Balanced without raising taxes. Well, they did raise the tax on cigarettes, 45-cents per pack! We cannot argue with that one. They also put in place a 25-cent surcharge on ridesharing services. Now, if you take Uber to pick up your cigarettes, you may feel like you are being targeted, but the few taxes that did go up seem reasonable and sensible to us.
For Greenwich, there is good news in this budget: the estate tax and structural changes to the way our state operates. The estate tax, affectionately known as the “Death Tax,” can be pointed to as a major reason why so many people have moved from Connecticut to states, like Florida, that have a more favorable inheritance tax structure.
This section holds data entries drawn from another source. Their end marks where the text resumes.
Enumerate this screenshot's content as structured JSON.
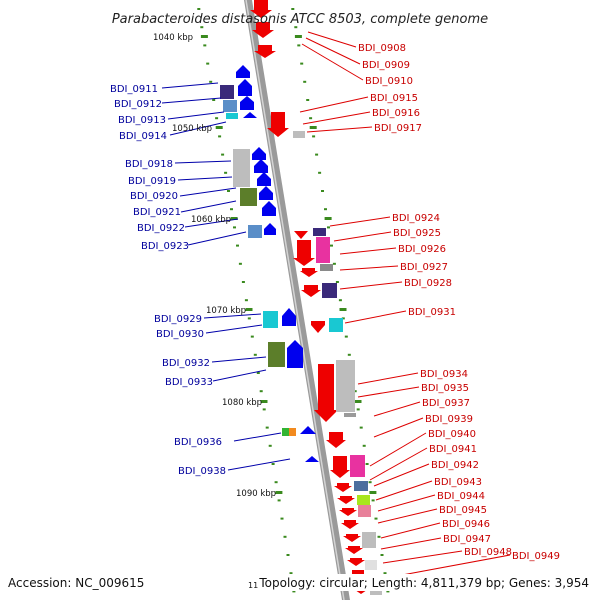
{
  "title": "Parabacteroides distasonis ATCC 8503, complete genome",
  "accession": "Accession: NC_009615",
  "topology": "Topology: circular; Length: 4,811,379 bp; Genes: 3,954",
  "partial_scale_label": "11",
  "scale_labels": [
    "1040 kbp",
    "1050 kbp",
    "1060 kbp",
    "1070 kbp",
    "1080 kbp",
    "1090 kbp"
  ],
  "left_genes": [
    "BDI_0911",
    "BDI_0912",
    "BDI_0913",
    "BDI_0914",
    "BDI_0918",
    "BDI_0919",
    "BDI_0920",
    "BDI_0921",
    "BDI_0922",
    "BDI_0923",
    "BDI_0929",
    "BDI_0930",
    "BDI_0932",
    "BDI_0933",
    "BDI_0936",
    "BDI_0938"
  ],
  "right_genes": [
    "BDI_0908",
    "BDI_0909",
    "BDI_0910",
    "BDI_0915",
    "BDI_0916",
    "BDI_0917",
    "BDI_0924",
    "BDI_0925",
    "BDI_0926",
    "BDI_0927",
    "BDI_0928",
    "BDI_0931",
    "BDI_0934",
    "BDI_0935",
    "BDI_0937",
    "BDI_0939",
    "BDI_0940",
    "BDI_0941",
    "BDI_0942",
    "BDI_0943",
    "BDI_0944",
    "BDI_0945",
    "BDI_0946",
    "BDI_0947",
    "BDI_0948",
    "BDI_0949"
  ],
  "colors": {
    "forward_strand": "#0000ee",
    "reverse_strand": "#ee0000",
    "backbone": "#999999",
    "scale_ticks": "#3a8a1e",
    "left_label": "#00009c",
    "right_label": "#c80000"
  }
}
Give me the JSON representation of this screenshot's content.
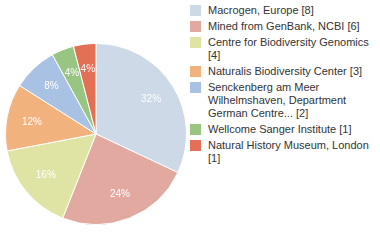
{
  "chart_data": {
    "type": "pie",
    "categories": [
      "Macrogen, Europe [8]",
      "Mined from GenBank, NCBI [6]",
      "Centre for Biodiversity Genomics [4]",
      "Naturalis Biodiversity Center [3]",
      "Senckenberg am Meer Wilhelmshaven, Department German Centre... [2]",
      "Wellcome Sanger Institute [1]",
      "Natural History Museum, London [1]"
    ],
    "values": [
      32,
      24,
      16,
      12,
      8,
      4,
      4
    ],
    "value_labels": [
      "32%",
      "24%",
      "16%",
      "12%",
      "8%",
      "4%",
      "4%"
    ],
    "colors": [
      "#cdd9e6",
      "#e2a9a1",
      "#dfe4a4",
      "#f1b27d",
      "#a9c2e4",
      "#98c582",
      "#e36f54"
    ],
    "data_labels": true,
    "legend": "right"
  }
}
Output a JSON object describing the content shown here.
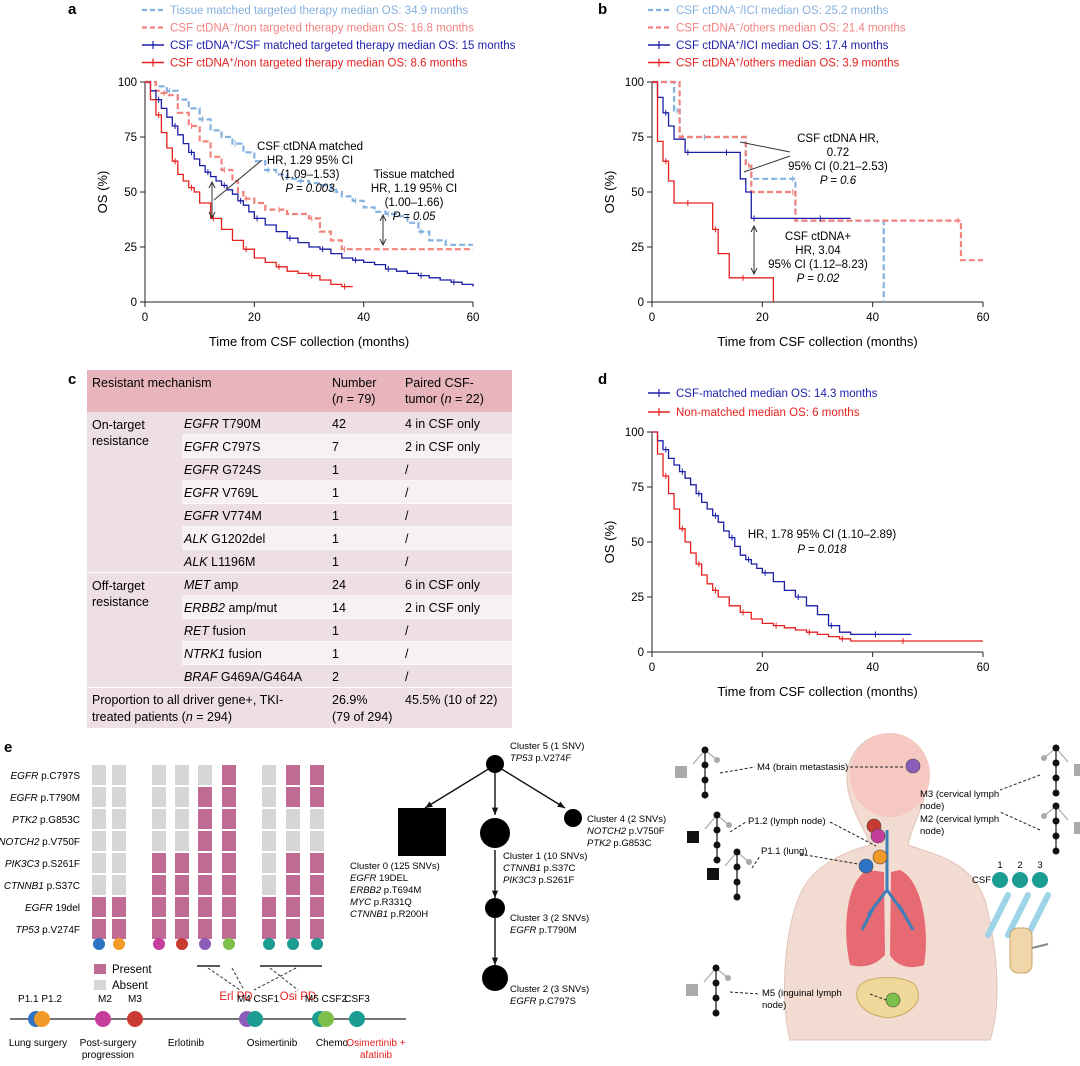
{
  "panels": {
    "a": {
      "letter": "a",
      "legend": [
        {
          "text": "Tissue matched targeted therapy median OS: 34.9 months",
          "color": "#84b1e0",
          "dash": true
        },
        {
          "text_pre": "CSF ctDNA",
          "sup": "−",
          "text_post": "/non targeted therapy median OS: 16.8 months",
          "color": "#f2827e",
          "dash": true
        },
        {
          "text_pre": "CSF ctDNA",
          "sup": "+",
          "text_post": "/CSF matched targeted therapy median OS: 15 months",
          "color": "#1b1fa8",
          "dash": false
        },
        {
          "text_pre": "CSF ctDNA",
          "sup": "+",
          "text_post": "/non targeted therapy median OS: 8.6 months",
          "color": "#e5211f",
          "dash": false
        }
      ],
      "annot1": [
        "CSF ctDNA matched",
        "HR, 1.29 95% CI",
        "(1.09–1.53)",
        "P = 0.003"
      ],
      "annot2": [
        "Tissue matched",
        "HR, 1.19 95% CI",
        "(1.00–1.66)",
        "P = 0.05"
      ]
    },
    "b": {
      "letter": "b",
      "legend": [
        {
          "text_pre": "CSF ctDNA",
          "sup": "−",
          "text_post": "/ICI median OS: 25.2 months",
          "color": "#84b1e0",
          "dash": true
        },
        {
          "text_pre": "CSF ctDNA",
          "sup": "−",
          "text_post": "/others median OS: 21.4 months",
          "color": "#f2827e",
          "dash": true
        },
        {
          "text_pre": "CSF ctDNA",
          "sup": "+",
          "text_post": "/ICI median OS: 17.4 months",
          "color": "#1b1fa8",
          "dash": false
        },
        {
          "text_pre": "CSF ctDNA",
          "sup": "+",
          "text_post": "/others median OS: 3.9 months",
          "color": "#e5211f",
          "dash": false
        }
      ],
      "annot1": [
        "CSF ctDNA HR,",
        "0.72",
        "95% CI (0.21–2.53)",
        "P = 0.6"
      ],
      "annot2": [
        "CSF ctDNA+",
        "HR, 3.04",
        "95% CI (1.12–8.23)",
        "P = 0.02"
      ]
    },
    "c": {
      "letter": "c",
      "headers": [
        "Resistant mechanism",
        "Number",
        "(n = 79)",
        "Paired CSF-",
        "tumor (n = 22)"
      ],
      "groups": [
        {
          "label": [
            "On-target",
            "resistance"
          ],
          "rows": [
            {
              "gene": "EGFR",
              "var": "T790M",
              "num": "42",
              "paired": "4 in CSF only"
            },
            {
              "gene": "EGFR",
              "var": "C797S",
              "num": "7",
              "paired": "2 in CSF only"
            },
            {
              "gene": "EGFR",
              "var": "G724S",
              "num": "1",
              "paired": "/"
            },
            {
              "gene": "EGFR",
              "var": "V769L",
              "num": "1",
              "paired": "/"
            },
            {
              "gene": "EGFR",
              "var": "V774M",
              "num": "1",
              "paired": "/"
            },
            {
              "gene": "ALK",
              "var": "G1202del",
              "num": "1",
              "paired": "/"
            },
            {
              "gene": "ALK",
              "var": "L1196M",
              "num": "1",
              "paired": "/"
            }
          ]
        },
        {
          "label": [
            "Off-target",
            "resistance"
          ],
          "rows": [
            {
              "gene": "MET",
              "var": "amp",
              "num": "24",
              "paired": "6 in CSF only"
            },
            {
              "gene": "ERBB2",
              "var": "amp/mut",
              "num": "14",
              "paired": "2 in CSF only"
            },
            {
              "gene": "RET",
              "var": "fusion",
              "num": "1",
              "paired": "/"
            },
            {
              "gene": "NTRK1",
              "var": "fusion",
              "num": "1",
              "paired": "/"
            },
            {
              "gene": "BRAF",
              "var": "G469A/G464A",
              "num": "2",
              "paired": "/"
            }
          ]
        }
      ],
      "footer": {
        "label": [
          "Proportion to all driver gene+, TKI-",
          "treated patients (n = 294)"
        ],
        "num": [
          "26.9%",
          "(79 of 294)"
        ],
        "paired": "45.5% (10 of 22)"
      }
    },
    "d": {
      "letter": "d",
      "legend": [
        {
          "text": "CSF-matched median OS: 14.3 months",
          "color": "#1b1fa8"
        },
        {
          "text": "Non-matched median OS: 6 months",
          "color": "#e5211f"
        }
      ],
      "annot": [
        "HR, 1.78 95% CI (1.10–2.89)",
        "P = 0.018"
      ]
    },
    "e": {
      "letter": "e",
      "genes": [
        {
          "g": "EGFR",
          "v": "p.C797S"
        },
        {
          "g": "EGFR",
          "v": "p.T790M"
        },
        {
          "g": "PTK2",
          "v": "p.G853C"
        },
        {
          "g": "NOTCH2",
          "v": "p.V750F"
        },
        {
          "g": "PIK3C3",
          "v": "p.S261F"
        },
        {
          "g": "CTNNB1",
          "v": "p.S37C"
        },
        {
          "g": "EGFR",
          "v": "19del"
        },
        {
          "g": "TP53",
          "v": "p.V274F"
        }
      ],
      "legend_present": "Present",
      "legend_absent": "Absent",
      "erl_pd": "Erl PD",
      "osi_pd": "Osi PD",
      "timeline_labels_top": [
        "P1.1 P1.2",
        "M2",
        "M3",
        "M4 CSF1",
        "M5 CSF2",
        "CSF3"
      ],
      "timeline_labels_bottom": [
        "Lung surgery",
        "Post-surgery",
        "progression",
        "Erlotinib",
        "Osimertinib",
        "Chemo",
        "Osimertinib +",
        "afatinib"
      ],
      "clusters": {
        "c5": [
          "Cluster 5 (1 SNV)",
          "TP53 p.V274F"
        ],
        "c0": [
          "Cluster 0 (125 SNVs)",
          "EGFR 19DEL",
          "ERBB2 p.T694M",
          "MYC p.R331Q",
          "CTNNB1 p.R200H"
        ],
        "c1": [
          "Cluster 1 (10 SNVs)",
          "CTNNB1 p.S37C",
          "PIK3C3 p.S261F"
        ],
        "c4": [
          "Cluster 4 (2 SNVs)",
          "NOTCH2 p.V750F",
          "PTK2 p.G853C"
        ],
        "c3": [
          "Cluster 3 (2 SNVs)",
          "EGFR p.T790M"
        ],
        "c2": [
          "Cluster 2 (3 SNVs)",
          "EGFR p.C797S"
        ]
      },
      "sites": {
        "m4": "M4 (brain metastasis)",
        "m3": [
          "M3 (cervical lymph",
          "node)"
        ],
        "m2": [
          "M2 (cervical lymph",
          "node)"
        ],
        "p12": "P1.2 (lymph node)",
        "p11": "P1.1 (lung)",
        "m5": [
          "M5 (inguinal lymph",
          "node)"
        ],
        "csf": "CSF",
        "csf_nums": [
          "1",
          "2",
          "3"
        ]
      }
    }
  },
  "axes": {
    "os_label": "OS (%)",
    "time_label": "Time from CSF collection (months)",
    "y_ticks": [
      "0",
      "25",
      "50",
      "75",
      "100"
    ],
    "x_ticks": [
      "0",
      "20",
      "40",
      "60"
    ]
  },
  "colors": {
    "light_blue": "#84b1e0",
    "salmon": "#f2827e",
    "navy": "#1b1fa8",
    "red": "#e5211f",
    "table_head": "#e8b5bd",
    "table_dark": "#eedfe2",
    "table_light": "#f8f1f2",
    "present": "#c06b93",
    "absent": "#d6d6d6"
  },
  "chart_data": [
    {
      "type": "line",
      "title": "",
      "xlabel": "Time from CSF collection (months)",
      "ylabel": "OS (%)",
      "xlim": [
        0,
        60
      ],
      "ylim": [
        0,
        100
      ],
      "series": [
        {
          "name": "Tissue matched targeted therapy median OS: 34.9 months",
          "x": [
            0,
            2,
            4,
            6,
            8,
            10,
            12,
            14,
            16,
            18,
            20,
            22,
            24,
            26,
            28,
            30,
            32,
            34,
            35,
            36,
            38,
            40,
            42,
            44,
            46,
            48,
            50,
            52,
            55,
            60
          ],
          "y": [
            100,
            98,
            96,
            92,
            88,
            83,
            78,
            75,
            72,
            68,
            64,
            60,
            58,
            56,
            55,
            54,
            53,
            51,
            50,
            48,
            46,
            43,
            41,
            40,
            39,
            36,
            32,
            28,
            26,
            26
          ]
        },
        {
          "name": "CSF ctDNA-/non targeted therapy median OS: 16.8 months",
          "x": [
            0,
            2,
            3,
            4,
            6,
            8,
            10,
            12,
            14,
            16,
            17,
            18,
            20,
            22,
            24,
            26,
            28,
            30,
            32,
            34,
            36,
            60
          ],
          "y": [
            100,
            96,
            95,
            94,
            86,
            80,
            73,
            66,
            60,
            55,
            50,
            47,
            45,
            42,
            42,
            40,
            40,
            38,
            32,
            28,
            24,
            24
          ]
        },
        {
          "name": "CSF ctDNA+/CSF matched targeted therapy median OS: 15 months",
          "x": [
            0,
            1,
            2,
            3,
            4,
            5,
            6,
            7,
            8,
            9,
            10,
            11,
            12,
            13,
            14,
            15,
            16,
            17,
            18,
            19,
            20,
            22,
            24,
            26,
            28,
            30,
            32,
            34,
            36,
            38,
            40,
            42,
            44,
            46,
            48,
            50,
            52,
            54,
            56,
            58,
            60
          ],
          "y": [
            100,
            96,
            92,
            88,
            84,
            80,
            76,
            72,
            68,
            65,
            62,
            59,
            57,
            55,
            53,
            51,
            49,
            46,
            44,
            41,
            38,
            35,
            32,
            29,
            27,
            25,
            24,
            22,
            20,
            19,
            18,
            17,
            15,
            14,
            13,
            12,
            11,
            10,
            9,
            8,
            7
          ]
        },
        {
          "name": "CSF ctDNA+/non targeted therapy median OS: 8.6 months",
          "x": [
            0,
            1,
            2,
            3,
            4,
            5,
            6,
            7,
            8,
            9,
            10,
            12,
            14,
            16,
            18,
            20,
            22,
            24,
            26,
            28,
            30,
            32,
            34,
            36,
            38
          ],
          "y": [
            100,
            92,
            85,
            77,
            70,
            64,
            58,
            55,
            52,
            50,
            45,
            38,
            33,
            28,
            24,
            20,
            18,
            16,
            14,
            13,
            12,
            10,
            8,
            7,
            7
          ]
        }
      ]
    },
    {
      "type": "line",
      "title": "",
      "xlabel": "Time from CSF collection (months)",
      "ylabel": "OS (%)",
      "xlim": [
        0,
        60
      ],
      "ylim": [
        0,
        100
      ],
      "series": [
        {
          "name": "CSF ctDNA-/ICI median OS: 25.2 months",
          "x": [
            0,
            3,
            4,
            5,
            8,
            9,
            11,
            15,
            17,
            18,
            20,
            25,
            26,
            41,
            42
          ],
          "y": [
            100,
            100,
            87,
            75,
            75,
            75,
            75,
            75,
            62,
            56,
            56,
            56,
            37,
            37,
            0
          ]
        },
        {
          "name": "CSF ctDNA-/others median OS: 21.4 months",
          "x": [
            0,
            4,
            5,
            8,
            12,
            17,
            18,
            21,
            25,
            26,
            40,
            55,
            56,
            60
          ],
          "y": [
            100,
            100,
            75,
            75,
            75,
            62,
            50,
            50,
            50,
            37,
            37,
            37,
            19,
            19
          ]
        },
        {
          "name": "CSF ctDNA+/ICI median OS: 17.4 months",
          "x": [
            0,
            1,
            2,
            3,
            4,
            6,
            8,
            12,
            13,
            16,
            17,
            18,
            20,
            25,
            30,
            36
          ],
          "y": [
            100,
            93,
            86,
            80,
            74,
            68,
            68,
            68,
            68,
            56,
            50,
            38,
            38,
            38,
            38,
            38
          ]
        },
        {
          "name": "CSF ctDNA+/others median OS: 3.9 months",
          "x": [
            0,
            1,
            2,
            3,
            4,
            6,
            8,
            10,
            11,
            12,
            14,
            16,
            18,
            20,
            22
          ],
          "y": [
            100,
            73,
            64,
            55,
            45,
            45,
            45,
            45,
            33,
            22,
            11,
            11,
            11,
            11,
            0
          ]
        }
      ]
    },
    {
      "type": "line",
      "title": "",
      "xlabel": "Time from CSF collection (months)",
      "ylabel": "OS (%)",
      "xlim": [
        0,
        60
      ],
      "ylim": [
        0,
        100
      ],
      "series": [
        {
          "name": "CSF-matched median OS: 14.3 months",
          "x": [
            0,
            1,
            2,
            3,
            4,
            5,
            6,
            7,
            8,
            9,
            10,
            11,
            12,
            13,
            14,
            15,
            16,
            17,
            18,
            19,
            20,
            22,
            24,
            26,
            28,
            30,
            32,
            34,
            36,
            40,
            47
          ],
          "y": [
            100,
            96,
            92,
            88,
            85,
            82,
            79,
            76,
            72,
            68,
            65,
            62,
            59,
            55,
            52,
            48,
            44,
            42,
            40,
            38,
            36,
            32,
            28,
            25,
            21,
            17,
            12,
            9,
            8,
            8,
            8
          ]
        },
        {
          "name": "Non-matched median OS: 6 months",
          "x": [
            0,
            1,
            2,
            3,
            4,
            5,
            6,
            7,
            8,
            9,
            10,
            11,
            12,
            14,
            16,
            18,
            20,
            22,
            24,
            26,
            28,
            30,
            32,
            34,
            36,
            40,
            45,
            50,
            55,
            60
          ],
          "y": [
            100,
            90,
            80,
            72,
            65,
            56,
            50,
            45,
            40,
            35,
            31,
            28,
            25,
            21,
            18,
            15,
            13,
            12,
            11,
            10,
            9,
            8,
            7,
            6,
            5,
            5,
            5,
            5,
            5,
            5
          ]
        }
      ]
    }
  ]
}
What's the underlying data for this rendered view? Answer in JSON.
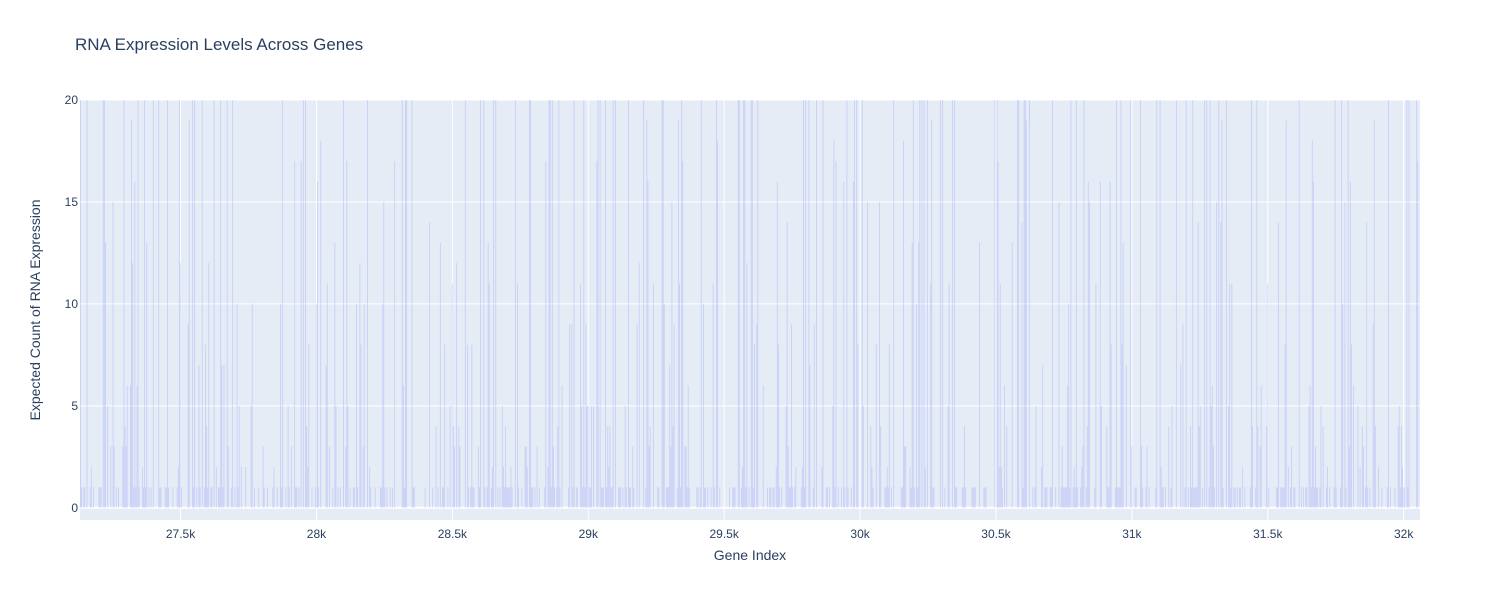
{
  "chart_data": {
    "type": "bar",
    "title": "RNA Expression Levels Across Genes",
    "xlabel": "Gene Index",
    "ylabel": "Expected Count of RNA Expression",
    "xlim": [
      27130,
      32060
    ],
    "ylim": [
      -0.6,
      20
    ],
    "x_ticks": [
      27500,
      28000,
      28500,
      29000,
      29500,
      30000,
      30500,
      31000,
      31500,
      32000
    ],
    "x_tick_labels": [
      "27.5k",
      "28k",
      "28.5k",
      "29k",
      "29.5k",
      "30k",
      "30.5k",
      "31k",
      "31.5k",
      "32k"
    ],
    "y_ticks": [
      0,
      5,
      10,
      15,
      20
    ],
    "y_tick_labels": [
      "0",
      "5",
      "10",
      "15",
      "20"
    ],
    "grid": true,
    "legend": "none",
    "bar_color": "#636efa",
    "plot_bgcolor": "#e5ecf6",
    "series": [
      {
        "x_start": 27130,
        "x_end": 32060,
        "values_note_omitted": true
      }
    ]
  }
}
While some do not like to admit it, that exodus has compounded our state’s financial malaise and caused the just-announced deficit. It is small, but it needs to be dealt with.
The estate tax, which had taxed all estates worth $2 million or more, will be raised over several years to meet federal standards. That means only estates over $5.49 million will be taxed. This is great news. As someone told us this week, “This gives me time to see if Connecticut can fix itself.”
This should put a pause button on folks currently considering moving six months and a day to another state. Stay here. For a little longer. Keep your estate in Connecticut and help be a part of the revival of our state. We need your dollars working here to fire up our economy, support our non-profits and invest in our state. Now, if we can just get rid of that pesky gift tax…
Equally, if not more importantly, are the structural changes the new budget has addressed about how our state operates. For the first time ever, a hard spending cap has been put in place. You may think we already had one. After all, we voted for one 25 years ago. It was never fully enacted. Now we have one, and state employee and teacher pensions, which have been hidden in other buckets over the years, will be under the spending cap.
We also now have a cap on state bonding. Over the past few years, our bonding, or borrowing, has increased at an alarming rate and, along with it, debt service payments. This has led rating agencies like Moody’s and others to downgrade our rating, which in turn makes it more expensive to sell the bonds or borrow the money. It’s a vicious cycle, but now with a bond cap and spending cap we can begin to put an end to “kicking the can down the road.”
Perhaps, for us, the most welcome structural change is that now all union contracts must be approved by both the Senate and the House. And, they are valid for only four years, meaning they must be renegotiated every four years. No longer can a Governor negotiate a contract that guarantees certain payouts over extended periods of time in order to gain political favor with a union’s members.
The best news to come out of the budget agreement? We got New Lebanon School. The State fulfilled its obligation to fund 80% of the school’s construction costs. This is great for our town and for the kids attending New Lebanon, now and in the future. Our faith in our state delegation was not misplaced on this issue. They fought very hard to make sure the Governor could not extract political revenge at the expense of our students.
In fact, the success of this entire bi-partisan budget would not have been possible without the tireless efforts of Senator Frantz and Representatives Floren, Camillo and Bocchino. Each brings knowledge, expertise and leadership to Hartford. They work seamlessly together to fight for what is right and best for all of Greenwich. Thank you for your hard work.